Bain Predicts $100 Billion SaaS Market Driven by Agentic AI Automation
Bain & Company has unveiled a significant insight into the potential of the Software as a Service (SaaS) market, suggesting that agentic AI could generate a staggering $100 billion opportunity in the U.S. alone. This forecast highlights the transformational impact that automating coordination tasks within enterprise systems could have on the software industry. As companies increasingly seek efficiency, Bain’s findings could redefine how SaaS firms strategize for the future.
Understanding Coordination Work in Enterprise Systems
The vast potential in this market originates from the manual labor that employees undertake between various enterprise applications. This work commonly spans across Enterprise Resource Planning (ERP), Customer Relationship Management (CRM), and support systems, along with tasks related to vendor management and email coordination.
Employees often find themselves pulling data from one system while cross-referencing it with others. This process isn’t just about data—it’s about interpretation, deciding whether to approve, escalate, or simply wait for more information.
Bain emphasizes that while rules-based and robotic process automation face limitations in ambiguous workflows, agentic AI excels in parsing information from diverse sources, coordinating actions across systems, and adhering to established policy guidelines. Importantly, agentic AI isn’t merely a replacement for existing SaaS platforms; rather, it represents a shift toward transforming manual coordination into technology-driven solutions.
Market Potential and Current Landscape
Currently, vendors are capitalizing on an estimated $4 to $6 billion of this market, but a whopping 90% remains largely untapped. Outside the U.S., Bain projects that Canada, Europe, Australia, and New Zealand could mirror this market size, pushing the global potential to approximately $200 billion.
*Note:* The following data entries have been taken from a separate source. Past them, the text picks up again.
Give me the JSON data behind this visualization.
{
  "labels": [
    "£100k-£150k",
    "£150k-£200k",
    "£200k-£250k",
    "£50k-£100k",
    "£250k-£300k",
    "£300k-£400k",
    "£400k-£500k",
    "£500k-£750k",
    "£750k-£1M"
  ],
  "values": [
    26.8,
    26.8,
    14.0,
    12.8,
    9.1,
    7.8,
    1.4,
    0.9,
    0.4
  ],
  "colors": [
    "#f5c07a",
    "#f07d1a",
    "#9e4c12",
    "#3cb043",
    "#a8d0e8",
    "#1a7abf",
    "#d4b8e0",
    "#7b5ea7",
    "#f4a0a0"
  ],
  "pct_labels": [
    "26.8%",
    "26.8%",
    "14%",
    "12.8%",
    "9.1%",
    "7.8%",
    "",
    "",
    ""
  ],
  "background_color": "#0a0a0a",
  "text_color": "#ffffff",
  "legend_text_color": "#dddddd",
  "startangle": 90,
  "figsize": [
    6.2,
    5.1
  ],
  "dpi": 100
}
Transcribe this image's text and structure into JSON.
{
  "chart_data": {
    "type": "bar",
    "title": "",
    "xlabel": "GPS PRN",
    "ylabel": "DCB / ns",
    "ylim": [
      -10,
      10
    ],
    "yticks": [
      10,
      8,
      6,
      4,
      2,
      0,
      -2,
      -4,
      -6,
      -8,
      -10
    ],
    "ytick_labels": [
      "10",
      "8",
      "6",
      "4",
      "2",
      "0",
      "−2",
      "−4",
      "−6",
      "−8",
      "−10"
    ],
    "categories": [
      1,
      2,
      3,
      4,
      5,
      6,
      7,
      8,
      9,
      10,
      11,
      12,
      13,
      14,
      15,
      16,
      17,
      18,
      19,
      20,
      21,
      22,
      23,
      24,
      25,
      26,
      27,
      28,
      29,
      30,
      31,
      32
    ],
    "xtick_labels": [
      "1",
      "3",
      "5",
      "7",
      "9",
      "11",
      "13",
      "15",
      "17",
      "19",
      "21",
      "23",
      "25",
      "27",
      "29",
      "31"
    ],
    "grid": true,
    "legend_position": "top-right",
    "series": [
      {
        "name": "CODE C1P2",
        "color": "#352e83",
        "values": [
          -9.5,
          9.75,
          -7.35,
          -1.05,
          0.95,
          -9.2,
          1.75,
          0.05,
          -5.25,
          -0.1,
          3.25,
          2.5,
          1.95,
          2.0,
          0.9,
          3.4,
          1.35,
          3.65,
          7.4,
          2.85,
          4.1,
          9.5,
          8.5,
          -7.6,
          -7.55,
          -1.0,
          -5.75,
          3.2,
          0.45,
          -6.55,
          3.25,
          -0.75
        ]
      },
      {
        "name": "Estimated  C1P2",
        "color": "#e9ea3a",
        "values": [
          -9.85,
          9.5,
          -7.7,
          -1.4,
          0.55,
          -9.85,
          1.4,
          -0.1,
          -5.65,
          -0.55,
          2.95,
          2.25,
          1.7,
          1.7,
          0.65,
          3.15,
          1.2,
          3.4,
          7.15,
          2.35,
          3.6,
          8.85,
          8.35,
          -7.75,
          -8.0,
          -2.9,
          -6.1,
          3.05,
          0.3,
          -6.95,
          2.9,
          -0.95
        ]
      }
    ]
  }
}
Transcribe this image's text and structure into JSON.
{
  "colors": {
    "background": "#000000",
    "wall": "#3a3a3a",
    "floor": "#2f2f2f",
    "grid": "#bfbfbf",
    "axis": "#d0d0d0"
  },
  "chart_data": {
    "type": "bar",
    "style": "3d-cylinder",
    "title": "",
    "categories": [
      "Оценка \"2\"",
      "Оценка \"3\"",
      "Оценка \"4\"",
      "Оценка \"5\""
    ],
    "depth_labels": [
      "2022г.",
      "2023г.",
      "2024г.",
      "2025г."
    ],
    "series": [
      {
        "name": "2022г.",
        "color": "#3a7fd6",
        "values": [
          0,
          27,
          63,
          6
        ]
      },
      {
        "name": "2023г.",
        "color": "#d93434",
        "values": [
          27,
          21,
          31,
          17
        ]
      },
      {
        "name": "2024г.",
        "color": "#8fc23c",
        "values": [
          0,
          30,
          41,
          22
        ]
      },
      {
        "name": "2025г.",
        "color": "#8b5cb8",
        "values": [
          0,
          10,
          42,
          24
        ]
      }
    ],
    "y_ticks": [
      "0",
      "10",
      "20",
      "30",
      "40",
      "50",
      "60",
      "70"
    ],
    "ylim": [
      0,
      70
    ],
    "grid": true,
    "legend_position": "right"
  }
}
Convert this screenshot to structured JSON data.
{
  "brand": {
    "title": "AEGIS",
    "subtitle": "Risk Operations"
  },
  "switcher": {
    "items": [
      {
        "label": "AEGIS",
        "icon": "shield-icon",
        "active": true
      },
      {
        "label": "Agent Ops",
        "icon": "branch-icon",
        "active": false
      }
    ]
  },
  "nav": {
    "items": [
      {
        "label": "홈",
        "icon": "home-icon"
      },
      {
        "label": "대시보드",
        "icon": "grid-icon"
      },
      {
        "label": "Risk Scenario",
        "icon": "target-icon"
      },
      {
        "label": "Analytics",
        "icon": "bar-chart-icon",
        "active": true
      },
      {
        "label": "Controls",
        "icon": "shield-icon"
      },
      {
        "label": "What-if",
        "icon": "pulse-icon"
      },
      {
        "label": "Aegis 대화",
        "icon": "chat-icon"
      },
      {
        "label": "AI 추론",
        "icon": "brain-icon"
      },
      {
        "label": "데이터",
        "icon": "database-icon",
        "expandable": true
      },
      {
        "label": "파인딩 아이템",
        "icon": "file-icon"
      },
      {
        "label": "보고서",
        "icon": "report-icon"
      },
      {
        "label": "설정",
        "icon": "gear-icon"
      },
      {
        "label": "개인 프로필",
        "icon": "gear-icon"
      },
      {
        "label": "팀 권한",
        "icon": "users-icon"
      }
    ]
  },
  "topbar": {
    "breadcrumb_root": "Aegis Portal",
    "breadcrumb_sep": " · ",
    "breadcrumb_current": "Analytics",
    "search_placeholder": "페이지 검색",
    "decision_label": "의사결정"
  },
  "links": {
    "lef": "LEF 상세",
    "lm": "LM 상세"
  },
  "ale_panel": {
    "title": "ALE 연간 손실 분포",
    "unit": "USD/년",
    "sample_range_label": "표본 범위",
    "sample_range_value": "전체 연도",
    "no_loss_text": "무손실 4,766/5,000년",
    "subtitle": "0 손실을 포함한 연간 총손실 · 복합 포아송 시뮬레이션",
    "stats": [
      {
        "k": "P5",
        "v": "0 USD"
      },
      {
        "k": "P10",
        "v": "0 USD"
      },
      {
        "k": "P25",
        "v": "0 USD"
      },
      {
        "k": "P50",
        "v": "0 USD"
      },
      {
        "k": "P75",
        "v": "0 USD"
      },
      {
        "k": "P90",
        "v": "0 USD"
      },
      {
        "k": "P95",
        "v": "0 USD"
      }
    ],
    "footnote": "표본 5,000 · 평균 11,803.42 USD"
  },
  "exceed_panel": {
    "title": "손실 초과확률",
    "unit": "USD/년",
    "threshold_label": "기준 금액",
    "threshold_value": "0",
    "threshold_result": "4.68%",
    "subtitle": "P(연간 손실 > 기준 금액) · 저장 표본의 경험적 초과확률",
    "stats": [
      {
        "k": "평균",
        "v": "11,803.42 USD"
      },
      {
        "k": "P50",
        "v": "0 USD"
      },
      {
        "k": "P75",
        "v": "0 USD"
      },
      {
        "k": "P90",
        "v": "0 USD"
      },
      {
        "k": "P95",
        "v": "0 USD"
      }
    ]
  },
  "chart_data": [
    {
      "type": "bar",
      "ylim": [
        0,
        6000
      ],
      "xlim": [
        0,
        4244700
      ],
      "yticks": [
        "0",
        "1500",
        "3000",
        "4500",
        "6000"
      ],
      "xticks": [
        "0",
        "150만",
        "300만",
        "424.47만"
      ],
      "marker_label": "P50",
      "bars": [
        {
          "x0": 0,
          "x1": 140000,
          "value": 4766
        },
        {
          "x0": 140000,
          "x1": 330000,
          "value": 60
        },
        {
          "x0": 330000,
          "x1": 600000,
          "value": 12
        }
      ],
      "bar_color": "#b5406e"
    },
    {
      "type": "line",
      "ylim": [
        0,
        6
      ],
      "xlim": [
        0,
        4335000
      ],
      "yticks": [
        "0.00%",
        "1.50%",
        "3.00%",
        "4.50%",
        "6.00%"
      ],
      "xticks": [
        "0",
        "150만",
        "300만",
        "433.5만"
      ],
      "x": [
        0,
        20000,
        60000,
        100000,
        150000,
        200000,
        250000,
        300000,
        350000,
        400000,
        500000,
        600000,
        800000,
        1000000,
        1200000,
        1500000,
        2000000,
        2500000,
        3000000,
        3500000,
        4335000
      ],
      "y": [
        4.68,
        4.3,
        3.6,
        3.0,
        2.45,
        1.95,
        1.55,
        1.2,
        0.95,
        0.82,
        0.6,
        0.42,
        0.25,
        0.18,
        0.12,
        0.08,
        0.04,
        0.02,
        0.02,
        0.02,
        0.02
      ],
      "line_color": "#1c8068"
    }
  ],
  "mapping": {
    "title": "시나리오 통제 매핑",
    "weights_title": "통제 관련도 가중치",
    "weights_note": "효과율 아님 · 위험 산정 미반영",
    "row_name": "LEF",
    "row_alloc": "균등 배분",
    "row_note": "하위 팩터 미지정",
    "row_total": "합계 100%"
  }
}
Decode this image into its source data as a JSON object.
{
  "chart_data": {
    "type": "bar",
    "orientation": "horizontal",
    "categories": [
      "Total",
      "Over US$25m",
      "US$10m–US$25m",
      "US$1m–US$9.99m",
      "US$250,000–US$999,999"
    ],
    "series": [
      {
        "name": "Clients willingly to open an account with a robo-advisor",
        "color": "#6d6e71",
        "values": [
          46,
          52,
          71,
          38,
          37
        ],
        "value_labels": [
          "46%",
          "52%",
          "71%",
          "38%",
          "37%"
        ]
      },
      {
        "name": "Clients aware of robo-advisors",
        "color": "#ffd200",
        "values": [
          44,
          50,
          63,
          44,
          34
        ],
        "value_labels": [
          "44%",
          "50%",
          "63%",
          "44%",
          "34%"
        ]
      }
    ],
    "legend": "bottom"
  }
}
Market Breakdown by Function
The market isn’t evenly spread across all enterprise functions. Bain’s research finds that sales holds the largest share, estimated at around $20 billion. This is primarily due to the sheer number of sales roles, rather than a particularly high degree of automation potential.
Here’s how the market segments by key functions:
- Cost of goods sold and operations: About $26 billion.
- R&D and engineering, customer support, finance: Each sector contributes between $6 billion to $12 billion.
Among these, customer support and R&D present the highest automation potential, with 40% to 60% of tasks suitable for automation. This is due to standardized data and clearer output signals that lend themselves well to the capabilities of agentic AI.
In contrast, sales and IT lie in the 30% to 40% range, while the legal sector is lower, at 20% to 30%. Bain notes that the variability of deals and security incidents complicates automation in these areas.
Key Factors for Automation Success
Bain’s report identifies six critical factors that influence how much work an AI agent can efficiently handle:
- Output verifiability
- Consequence of failure
- Availability of digitized knowledge
- Process variability
Workflows that feature clear verification methods, such as compiling code or processed invoices, are often easier to automate than those requiring subjective judgement, like legal compliance or tax filings.
Examples of Company Innovations and Adjacent Workflows
In discussing agentic AI adoption, Bain highlights several companies including Cursor, Sierra, and Salesforce. These organizations have made significant strides, with figures like Cursor surpassing $16.7 million in average monthly revenue after an impressive growth period.
GitHub serves as an example of a company leveraging existing workflows to expand into adjacent areas. While rooted in developer collaboration, its core capabilities have allowed it to branch into AI-assisted productivity tools.
SaaS firms can capitalize on two types of automation:
- Core workflows: Where they already possess domain expertise.
- Adjacent workflows: Where identifying opportunities may require deeper customer workflow mapping.
Adapting Pricing Models for New Outcomes
As agents deliver completed tasks, new pricing structures, such as outcome- and use-based pricing, could become increasingly relevant. This could shift the paradigm away from traditional models based on user seats and logins.
Bain’s Strategic Recommendations for SaaS Companies
Bain encourages SaaS companies to start by identifying which workflows can currently be automated using agentic AI. This requires a granular assessment at the subprocess level rather than generalizing entire functions.
Quality data is paramount. Companies should ensure that their information is comprehensive, linked to outcomes, and suitable for automation. Bridging gaps in capabilities may involve internal development, acquisitions, or strategic partnerships, as evidenced by firms like AppLovin and Salesforce.
To successfully scale, they’ll need AI engineering talent, cloud-native architectures for multi-agent orchestration, and funding for model training. Aligning sales incentives with AI-driven outcomes, rather than outdated seat-based pricing, will be crucial for long-term success.
Crawford emphasizes that the timeline for these transformations is swift—“measured in quarters, not years”—as SaaS companies collect crucial deployment data with each workflow they automate.
The confluence of agentic AI and robust data strategies marks an exciting frontier for the SaaS industry, one where innovation and efficiency reign supreme.
With the potential to transit from labor-intensive tasks to strategic technology-driven solutions, this presents not just a challenge but an unparalleled opportunity.
Together, let’s embrace these advancements—your next move in this evolving landscape awaits!